Por Marta F. Reis, in iOnline
Câmara de Cascais antecipou-se ao guião da reforma do Estado e já está a dar passos na descentralização da oferta de cuidados de saúde
Quantos concelhos sabem quanto o Serviço Nacional de Saúde gasta com os seus habitantes e em quê ou quais são as valências de que utentes e profissionais sentem falta? Pelo menos um: Cascais. Ricardo Baptista Leite, infecciologista e deputado na assembleia municipal e à Assembleia da República, acredita que esta recolha de informação a nível local é inédita. Foi pedida à Escola Nacional de Saúde Pública e desde que os investigadores entregaram o trabalho, em Outubro de 2012, a autarquia tratou de encontrar parceiros para resolver lacunas.
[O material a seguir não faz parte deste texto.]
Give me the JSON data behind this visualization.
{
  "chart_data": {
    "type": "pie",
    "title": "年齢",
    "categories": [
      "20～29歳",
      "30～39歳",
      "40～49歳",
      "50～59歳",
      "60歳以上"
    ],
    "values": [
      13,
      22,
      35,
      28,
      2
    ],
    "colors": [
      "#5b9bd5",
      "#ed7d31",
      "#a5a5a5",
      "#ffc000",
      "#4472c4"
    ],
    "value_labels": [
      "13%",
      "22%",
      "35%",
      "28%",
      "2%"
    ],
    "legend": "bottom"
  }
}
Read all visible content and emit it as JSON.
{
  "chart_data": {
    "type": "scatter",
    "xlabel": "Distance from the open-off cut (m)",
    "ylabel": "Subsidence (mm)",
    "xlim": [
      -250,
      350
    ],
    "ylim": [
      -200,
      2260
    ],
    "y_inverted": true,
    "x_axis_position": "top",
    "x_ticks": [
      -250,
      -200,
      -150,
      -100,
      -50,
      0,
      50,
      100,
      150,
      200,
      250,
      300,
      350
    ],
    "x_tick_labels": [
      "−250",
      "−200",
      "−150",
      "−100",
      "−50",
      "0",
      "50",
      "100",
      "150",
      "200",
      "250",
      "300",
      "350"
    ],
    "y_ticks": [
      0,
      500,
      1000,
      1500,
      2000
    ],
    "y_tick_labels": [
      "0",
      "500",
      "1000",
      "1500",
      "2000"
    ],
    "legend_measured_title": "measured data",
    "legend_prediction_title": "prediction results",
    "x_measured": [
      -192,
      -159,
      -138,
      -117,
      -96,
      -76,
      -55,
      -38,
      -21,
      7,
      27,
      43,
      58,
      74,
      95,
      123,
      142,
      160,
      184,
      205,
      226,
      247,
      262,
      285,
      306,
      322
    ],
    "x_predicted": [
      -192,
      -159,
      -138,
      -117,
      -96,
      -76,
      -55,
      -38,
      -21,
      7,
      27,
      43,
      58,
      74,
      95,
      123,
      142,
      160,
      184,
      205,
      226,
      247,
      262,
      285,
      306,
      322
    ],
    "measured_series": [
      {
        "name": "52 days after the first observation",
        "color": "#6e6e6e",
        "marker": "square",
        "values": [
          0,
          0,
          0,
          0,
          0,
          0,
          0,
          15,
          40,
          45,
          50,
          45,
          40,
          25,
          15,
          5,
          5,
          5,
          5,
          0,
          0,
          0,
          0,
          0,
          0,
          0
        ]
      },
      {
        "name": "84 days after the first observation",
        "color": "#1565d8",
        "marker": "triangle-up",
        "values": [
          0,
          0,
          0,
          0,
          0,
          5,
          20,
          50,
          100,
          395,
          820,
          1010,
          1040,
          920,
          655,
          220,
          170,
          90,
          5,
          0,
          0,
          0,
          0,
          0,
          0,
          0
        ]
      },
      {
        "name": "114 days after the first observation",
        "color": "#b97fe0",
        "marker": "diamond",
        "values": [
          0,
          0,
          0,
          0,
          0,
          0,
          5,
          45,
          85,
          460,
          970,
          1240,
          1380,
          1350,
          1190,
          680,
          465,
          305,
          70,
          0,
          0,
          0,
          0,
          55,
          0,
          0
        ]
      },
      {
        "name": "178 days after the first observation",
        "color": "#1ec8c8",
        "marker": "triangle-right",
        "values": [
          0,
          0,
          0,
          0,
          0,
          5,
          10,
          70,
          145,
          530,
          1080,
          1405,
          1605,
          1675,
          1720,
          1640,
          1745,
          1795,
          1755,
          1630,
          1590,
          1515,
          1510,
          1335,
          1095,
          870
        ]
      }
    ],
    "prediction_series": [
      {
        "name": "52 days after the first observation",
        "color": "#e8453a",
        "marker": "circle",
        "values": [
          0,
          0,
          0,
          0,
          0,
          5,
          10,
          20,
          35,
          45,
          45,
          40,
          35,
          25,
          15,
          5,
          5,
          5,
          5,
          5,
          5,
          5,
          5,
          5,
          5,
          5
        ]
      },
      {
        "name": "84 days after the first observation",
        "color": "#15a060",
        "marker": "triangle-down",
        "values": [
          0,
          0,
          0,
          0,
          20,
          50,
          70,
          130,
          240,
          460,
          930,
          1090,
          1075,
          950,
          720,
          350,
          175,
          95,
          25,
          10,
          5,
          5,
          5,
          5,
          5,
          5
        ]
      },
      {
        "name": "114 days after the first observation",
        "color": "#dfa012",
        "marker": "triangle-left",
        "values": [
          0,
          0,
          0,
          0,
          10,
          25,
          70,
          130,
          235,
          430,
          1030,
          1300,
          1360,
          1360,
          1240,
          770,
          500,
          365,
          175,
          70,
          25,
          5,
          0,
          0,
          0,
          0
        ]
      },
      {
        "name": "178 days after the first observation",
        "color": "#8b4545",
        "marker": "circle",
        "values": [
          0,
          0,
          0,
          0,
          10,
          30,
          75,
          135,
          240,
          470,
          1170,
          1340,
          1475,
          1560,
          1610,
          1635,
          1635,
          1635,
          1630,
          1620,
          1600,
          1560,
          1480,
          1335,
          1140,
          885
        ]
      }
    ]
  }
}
Para o médico, este é um dos trilhos para a reforma da Saúde no país e coloca a autarquia um passo à frente na ideia de descentralização que surgiu recentemente no guião da reforma do Estado.
Ricardo Baptista Leite, que apoiou a autarquia no desenvolvimento do projecto de saúde nos últimos dois anos, explica que o primeiro passo, além do estudo, foi perceber que havia um edifício desactivado que poderia albergar respostas em falta, caso do antigo Hospital Ortopédico Dr. José de Almeida. Esta unidade, em Carcavelos, foi desactivada em 2009 com a abertura do novo Hospital de Cascais e estava desde então entre os imóveis sem utilidade na alçada do Ministério da Segurança Social.
A autarquia já assegurou a compra com um investimento de 3,5 milhões de euros, tendo neste momento um contrato de promessa de compra e venda com a Estamo, que ainda não foi ultimado por dificuldades no registo do edifício. Nos últimos meses, e na expectativa de que o processo de aquisição seja entretanto resolvido, têm sido negociados protocolos para pôr o plano em marcha. Baptista Leite acredita que a actividade no hospital possa arrancar em 2014 e exemplifica alguns usos já destinados: a câmara tinha encontrado um défice nos cuidados primários, sendo a zona de Carcavelos a única que não tinha beneficiado de obras nos equipamentos nos últimos anos. Nesse sentido, fez um acordo com a Administração Regional de Saúde de Lisboa e Vale do Tejo e quer abrir no antigo hospital uma unidade de saúde familiar (USF) para utentes da Parede e de Carcavelos, com uma equipa de cinco médicos que se espera que venha a responder ao total de utentes sem médico de família, cerca de 20 mil.
Para os doentes crónicos, outra lacuna apurada, está a ser ultimada uma parceria com a Fundação Renal Portuguesa, que permitirá criar um centro de hemodiálise, com capacidade para seguir 200 doentes renais. Há também planos para acolher um centro de desenvolvimento pediátrico, numa parceria com a instituição local Progresso Infantil, do neurologista Nuno Lobo Antunes, para fazer investigação mas também acompanhar famílias do concelho, já que outra lacuna apurada foi a falta de serviços de saúde mental.
Baptista Leite explica que além de avançar com valências que vão ao encontro das necessidades da população, um dos conceitos na base do projecto é haver monitorização periódica, que permita ir ajustando as parcerias e percebendo os impactos. Na próxima semana haverá nova reunião para um acordo com a Universidade Católica Portuguesa, com vista à transferência para o antigo hospital do Instituto de Ciências da Saúde da instituição, com o qual a câmara quer trabalhar. Para o médico, mais que substituir a gestão central, trata-se de perceber que hoje o acesso à saúde já se faz por diferentes vias e com apoios locais, que ganham em estar envolvidas numa mesma estratégia a nível local, acreditando que mesmo a nível central devia haver mais integração entre hospitais e centros de saúde e que as câmaras podem ser interlocutores úteis. No caso da USF, diz, havia intenção de renovar o actual equipamento, instalado na Junta de Freguesia de Carcavelos, mas faltavam verbas, solucionadas com a proposta da autarquia de passar a valência para o novo pólo. "Pode ser mais fácil isto acontecer em alguns concelhos que noutros, mas o principal mérito deste projecto foi o esforço para encontrar parceiros."
Custos Serão comportáveis? Para Baptista Leite, tem de se pensar a prazo, e aqui Cascais terá outra vantagem. Com esta estrutura, o médico sublinha que há mais condições de entrar no mercado do turismo de saúde ou turismo sénior, com ganhos para o concelho, que a par da redução da carga da doença tenderão para saldo positivo. Mas avaliações só no final do mandato, isto é, do projecto. Para perceber os ganhos de saúde, será preciso esperar mais. "Quando falamos de impacto na saúde estamos a falar de anos."
A autarquia está também a ultimar o levantamento do esforço financeiro que implicarão todas as parcerias.